CNN notes the new development "reveals that Mueller's team has intensified its focus into the potential flow of money from Russian Federation into the United States election as part of its wide-ranging investigation into whether the Trump team colluded with Russia's interference in the 2016 presidential election". The move targeting Russia's business elite could affect people close to Russian President Vladimir Putin.

As it was reported earlier, the European Union has officially extended the anti-Russian sanctions imposed for Russia's annexation of Crimea.

The Trump administration used CAATSA last month to slap sanctions against two-dozen Russian individuals and entities for their involvement in a two-year campaign of cyberattacks against the U.S.

While the steps were the most significant taken against Moscow since Trump took office in January 2017, his decision at the time not to target oligarchs and government officials close to Putin drew criticism from United States lawmakers in both parties.

The measures will be taken in the framework of the Countering America's Adversaries Through Sanctions Act (CAATSA), which was drafted by Republicans and Democrats in connection with the annexation of the Crimean Peninsula, the Russian participation in the Syrian War and the intervention in the U.S. presidential elections.

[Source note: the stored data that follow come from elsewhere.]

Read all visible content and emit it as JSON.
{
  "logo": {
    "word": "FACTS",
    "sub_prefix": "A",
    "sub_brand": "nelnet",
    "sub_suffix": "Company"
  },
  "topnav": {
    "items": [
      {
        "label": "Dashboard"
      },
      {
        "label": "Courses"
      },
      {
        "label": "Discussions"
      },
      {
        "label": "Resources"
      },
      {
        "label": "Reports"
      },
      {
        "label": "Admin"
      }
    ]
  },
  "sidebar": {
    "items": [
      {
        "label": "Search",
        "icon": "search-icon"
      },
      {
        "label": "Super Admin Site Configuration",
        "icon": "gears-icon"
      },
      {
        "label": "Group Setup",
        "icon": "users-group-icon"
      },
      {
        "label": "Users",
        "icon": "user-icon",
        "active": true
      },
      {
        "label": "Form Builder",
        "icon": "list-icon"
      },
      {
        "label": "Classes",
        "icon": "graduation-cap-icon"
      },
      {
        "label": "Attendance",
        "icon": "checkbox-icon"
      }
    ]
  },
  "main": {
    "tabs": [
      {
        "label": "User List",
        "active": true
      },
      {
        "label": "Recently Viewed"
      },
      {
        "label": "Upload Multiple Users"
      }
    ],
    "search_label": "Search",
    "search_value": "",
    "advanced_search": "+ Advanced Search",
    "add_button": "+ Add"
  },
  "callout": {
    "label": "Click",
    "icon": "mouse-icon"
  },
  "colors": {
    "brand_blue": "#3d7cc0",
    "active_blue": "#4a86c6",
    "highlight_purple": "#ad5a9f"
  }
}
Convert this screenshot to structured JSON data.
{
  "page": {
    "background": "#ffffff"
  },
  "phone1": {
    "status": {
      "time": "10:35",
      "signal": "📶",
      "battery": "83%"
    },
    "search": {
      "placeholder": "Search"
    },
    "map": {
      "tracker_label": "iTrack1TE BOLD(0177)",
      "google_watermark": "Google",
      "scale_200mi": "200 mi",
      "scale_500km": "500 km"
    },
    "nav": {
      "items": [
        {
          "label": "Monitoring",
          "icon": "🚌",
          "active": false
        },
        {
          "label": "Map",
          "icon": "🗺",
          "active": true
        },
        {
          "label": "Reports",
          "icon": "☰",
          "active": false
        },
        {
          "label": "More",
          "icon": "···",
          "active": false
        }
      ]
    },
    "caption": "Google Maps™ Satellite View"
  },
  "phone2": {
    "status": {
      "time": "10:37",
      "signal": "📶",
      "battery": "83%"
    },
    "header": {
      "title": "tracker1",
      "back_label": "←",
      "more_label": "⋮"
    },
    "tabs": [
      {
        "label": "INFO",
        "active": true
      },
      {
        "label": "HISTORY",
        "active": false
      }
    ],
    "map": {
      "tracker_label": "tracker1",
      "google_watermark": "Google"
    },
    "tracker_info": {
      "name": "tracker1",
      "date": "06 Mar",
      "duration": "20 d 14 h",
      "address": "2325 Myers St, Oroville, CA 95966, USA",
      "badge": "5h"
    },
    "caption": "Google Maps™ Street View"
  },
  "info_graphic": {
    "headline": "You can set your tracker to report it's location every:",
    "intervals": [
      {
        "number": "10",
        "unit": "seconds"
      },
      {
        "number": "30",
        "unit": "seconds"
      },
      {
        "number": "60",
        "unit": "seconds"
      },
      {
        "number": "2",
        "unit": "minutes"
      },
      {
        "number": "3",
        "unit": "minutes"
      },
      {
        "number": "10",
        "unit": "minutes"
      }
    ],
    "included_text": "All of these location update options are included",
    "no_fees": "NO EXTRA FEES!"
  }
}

Asked about the planned sanctions, Kremlin spokesman Dmitry Peskov told reporters on Thursday: "The phrase "Russian oligarchs" is considered inappropriate".

US-Russian ties have worsened with allegations, which Moscow denies, that Russia was responsible for a March 4 nerve agent attack on a former Russian spy in Britain.

None of the three Russians were identified by CNN's sources.

"The administration is committed to implementing the CAATSA law as we have said many times", a senior USA official told the outlet.